The archipelago is made up of tiny rock outcroppings that have been a sore point between China and Japan for decades. Japan has claimed the islands since 1895. The US took jurisdiction after the second World War and turned them over to Japan in 1972.

Japan also has an interest in claiming the islands as part of its efforts to keep a grip on its maritime holdings. Japan has a total exclusive economic zone of 4.5 million square kilometres in the high seas, five times more than its much bigger and more populous neighbour, even though they both have around the same amount of coastline.

Japan has negotiated the Senkaku issue in the past at international level, but each time both sides agreed to shelve it.

“If both sides insist on their own positions and the matter is settled through military force, Japan will have no chance of prevailing,” Magosaki Ukeru, former director general of the foreign ministry’s international information bureau, wrote in an editorial in the Asia-Pacific Journal.

“Leaving the issue on the shelf is in Japan’s national interest. In the context of China’s expansion of its military force, Japan is required to make a calm assessment of prevailing conditions.”

Akihiro Suzuki was among hundreds of Japanese neo-nationalists who made the 1,900km (1,180-mile) trip from Tokyo to the remote islets last month, and the only member of the Tokyo assembly. “In general military terms China is more powerful,” he said. “But with the weapons and technology we have from America, we would be able to respond in a short-term, regional conflict.”

Hiroyuki Kurihara, spokesman for the family that sold the islands to the Japanese government, believes China is becoming a strong power and Japan needs to protect its national interest.

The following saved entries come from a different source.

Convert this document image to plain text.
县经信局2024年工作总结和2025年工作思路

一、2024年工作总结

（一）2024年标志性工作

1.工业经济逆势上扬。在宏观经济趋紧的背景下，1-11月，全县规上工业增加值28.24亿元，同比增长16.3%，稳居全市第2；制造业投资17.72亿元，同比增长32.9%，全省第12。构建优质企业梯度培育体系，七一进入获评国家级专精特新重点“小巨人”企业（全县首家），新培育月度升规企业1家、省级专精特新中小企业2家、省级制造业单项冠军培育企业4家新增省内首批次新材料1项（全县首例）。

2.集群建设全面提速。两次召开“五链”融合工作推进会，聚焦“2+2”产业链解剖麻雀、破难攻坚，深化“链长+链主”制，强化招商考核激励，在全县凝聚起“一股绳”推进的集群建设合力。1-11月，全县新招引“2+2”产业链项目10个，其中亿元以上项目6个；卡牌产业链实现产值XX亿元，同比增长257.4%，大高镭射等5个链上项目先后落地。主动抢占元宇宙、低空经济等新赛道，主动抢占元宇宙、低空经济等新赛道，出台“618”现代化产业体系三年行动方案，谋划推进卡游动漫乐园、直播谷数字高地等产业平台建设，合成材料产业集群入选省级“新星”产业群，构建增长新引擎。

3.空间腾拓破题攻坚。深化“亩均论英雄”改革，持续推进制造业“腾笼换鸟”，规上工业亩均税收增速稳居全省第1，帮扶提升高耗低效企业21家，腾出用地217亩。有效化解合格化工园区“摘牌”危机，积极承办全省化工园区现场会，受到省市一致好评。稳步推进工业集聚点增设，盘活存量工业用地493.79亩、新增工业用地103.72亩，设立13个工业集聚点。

“I personally share Governor Ishihara’s political concerns about China’s growing power. But I don’t think China will go to war. It has too much to lose economically and wants to be part of the developed world,” said Kurihara. He recalled that after China began making claim to the islands in the 1970s, a group of Japanese ultra-nationalists sailed to the Senkakus in 1978, taking two goats. The goats have since multiplied into a large herd of “around 2,000” on the largest of the islands.